Painting by Henri Félix Emmanuel Philippoteaux

The Battle of Waterloo: The British Squares Receiving the Charge of the French Cuirassiers is an oil on canvas painting by French artist Henri Félix Emmanuel Philippoteaux, from 1874. It measures 99 × 155 cm. It is held at the Victoria and Albert Museum, in London.

==History and description==
It depicts a scene from the Battle of Waterloo on 18 June 1815, with squares of red-coated infantry from Sir Thomas Picton's British 5th Division to the left being charged by cavalrymen of the French 5th and 10th Cuirassiers in blue uniforms to the right. The main British unit is one of Highland infantry, with the colour party and a mounted officer taking refuge in the centre of the square. An abandoned cannon lies in the foreground and at middle distance.

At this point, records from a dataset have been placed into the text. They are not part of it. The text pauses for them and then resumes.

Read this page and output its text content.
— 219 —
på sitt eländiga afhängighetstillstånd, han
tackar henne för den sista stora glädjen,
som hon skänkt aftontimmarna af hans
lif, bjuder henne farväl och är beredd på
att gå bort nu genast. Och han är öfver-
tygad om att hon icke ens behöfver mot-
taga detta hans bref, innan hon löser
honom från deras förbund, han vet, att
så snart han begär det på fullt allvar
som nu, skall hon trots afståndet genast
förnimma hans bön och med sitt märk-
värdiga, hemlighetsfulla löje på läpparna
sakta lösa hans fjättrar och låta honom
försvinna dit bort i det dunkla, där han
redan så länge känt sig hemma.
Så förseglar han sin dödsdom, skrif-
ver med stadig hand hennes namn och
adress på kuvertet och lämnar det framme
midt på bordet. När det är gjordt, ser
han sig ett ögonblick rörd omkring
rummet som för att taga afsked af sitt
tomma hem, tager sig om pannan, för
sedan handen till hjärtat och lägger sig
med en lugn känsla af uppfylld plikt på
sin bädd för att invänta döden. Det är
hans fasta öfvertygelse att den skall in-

The meticulous academic painting was exhibited at the Royal Academy Summer Exhibition in 1875 and was described by John Ruskin as a "carefully-studied and skilful battle piece".

==Provenance==
It was displayed at the Royal Academy Exhibition of 1875 at Burlington House in London. It is thought that the painting was bought by Francis Reubell Bryan in around 1875; he donated it to the Victoria and Albert Museum in 1880. The V&A also holds a sketch, made in oils on paper laid on canvas.